İnsan da kainatın bir semeresi, bir cüz’ü olduğu için bu mükemmele gitme kanununa o da tâbiiyet ediyor. Bu da en güzel şekilde ancak marifetullah’a giden yolda fikir ve tefekkür birikimini sünnet-i seniyye teknesinde yoğurmakla mümkün olabiliyor. Ama maalesef ki bu seyri hayatımıza aksettiremiyoruz. İfrata tefrite taşmadan sakin ve heybetli bir nehir gibi hedefimize akamıyoruz. Veyâhut kimsenin görmediği dağların arkasında kalmış bir göl gibi kendi kendimize kuruyup gidiyoruz. Durum böyle olunca her gün adımladığımız kaldırımlardan aynı insan olarak geçip gitmek, bizi robotlaştırıyor. Her an yenilenmeyi gerektiren insan, yaratılış kanununa ters hareketi neticesinde istidat toprağındaki elmas gibi kabiliyetleri, altını ve gümüş gibi özelikleri, tohumun, fazla toprağın altında kaldığı zaman çürüdüğü gibi çürütüyoruz. İç dünyamıza hapsedip , zamanla çevrenin de kötü etkisiyle onları belki de öldürüyoruz. Bu da zaman içerisinde istidatsız bir şekilde yaşama bağışıklığını kazandırıyor bizlere. Bir kısır döngü çemberine zihinlerimiz odaklanıyor ve yerinde saymanın ötesine adımlayamıyoruz.
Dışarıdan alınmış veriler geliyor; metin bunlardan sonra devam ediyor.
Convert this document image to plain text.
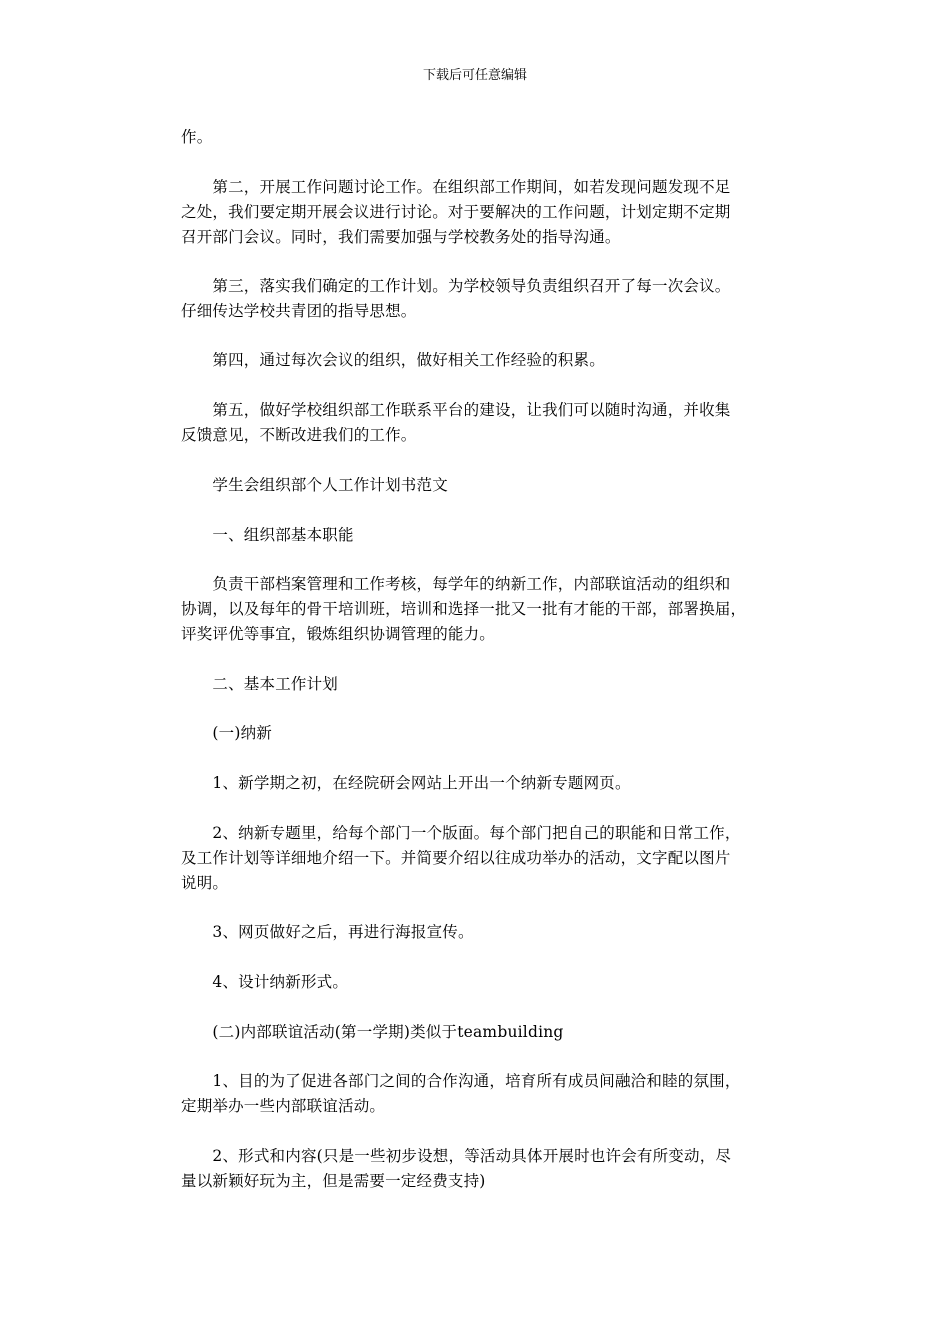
下载后可任意编辑

作。

　　第二，开展工作问题讨论工作。在组织部工作期间，如若发现问题发现不足
之处，我们要定期开展会议进行讨论。对于要解决的工作问题，计划定期不定期
召开部门会议。同时，我们需要加强与学校教务处的指导沟通。

　　第三，落实我们确定的工作计划。为学校领导负责组织召开了每一次会议。
仔细传达学校共青团的指导思想。

　　第四，通过每次会议的组织，做好相关工作经验的积累。

　　第五，做好学校组织部工作联系平台的建设，让我们可以随时沟通，并收集
反馈意见，不断改进我们的工作。

　　学生会组织部个人工作计划书范文

　　一、组织部基本职能

　　负责干部档案管理和工作考核，每学年的纳新工作，内部联谊活动的组织和
协调，以及每年的骨干培训班，培训和选择一批又一批有才能的干部，部署换届，
评奖评优等事宜，锻炼组织协调管理的能力。

　　二、基本工作计划

　　(一)纳新

　　1、新学期之初，在经院研会网站上开出一个纳新专题网页。

　　2、纳新专题里，给每个部门一个版面。每个部门把自己的职能和日常工作，
及工作计划等详细地介绍一下。并简要介绍以往成功举办的活动，文字配以图片
说明。

　　3、网页做好之后，再进行海报宣传。

　　4、设计纳新形式。

　　(二)内部联谊活动(第一学期)类似于teambuilding

　　1、目的为了促进各部门之间的合作沟通，培育所有成员间融洽和睦的氛围，
定期举办一些内部联谊活动。

　　2、形式和内容(只是一些初步设想，等活动具体开展时也许会有所变动，尽
量以新颖好玩为主，但是需要一定经费支持)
Teşhisi geç konulmuş bir hastalığın kronikleşmesi doğal bir seyirdir. Şu an toplumumuzda gözlemlenen “umursamazlık, bana dokunmasın da kime dokunursa dokunsun” veyâhut “herşeye burnunu sokup her şeyden mahrum kalma hastalığı” gibi bütün uzuvların hareketsizleşmesini sağlayan gizli bir felç yaşanıyor veya bazı şeylerde aşırıya kaçmalardan iç dünyalarımızda aşırı gerilimden patlamalar meydana geliyor. Haklı da olsa, haksız da olsa her olayın karşısında tepkisi bir taş gibi kalmak insan olmanın onuruna terstir. Yada gereksiz bir şekilde ölçüyü kaçırıp insanların kalplerini kırmak da insanî hasletlere yakışmayan bir durum. Lâkin bu hâle de gelmek tedaviyi güçleştirecektir.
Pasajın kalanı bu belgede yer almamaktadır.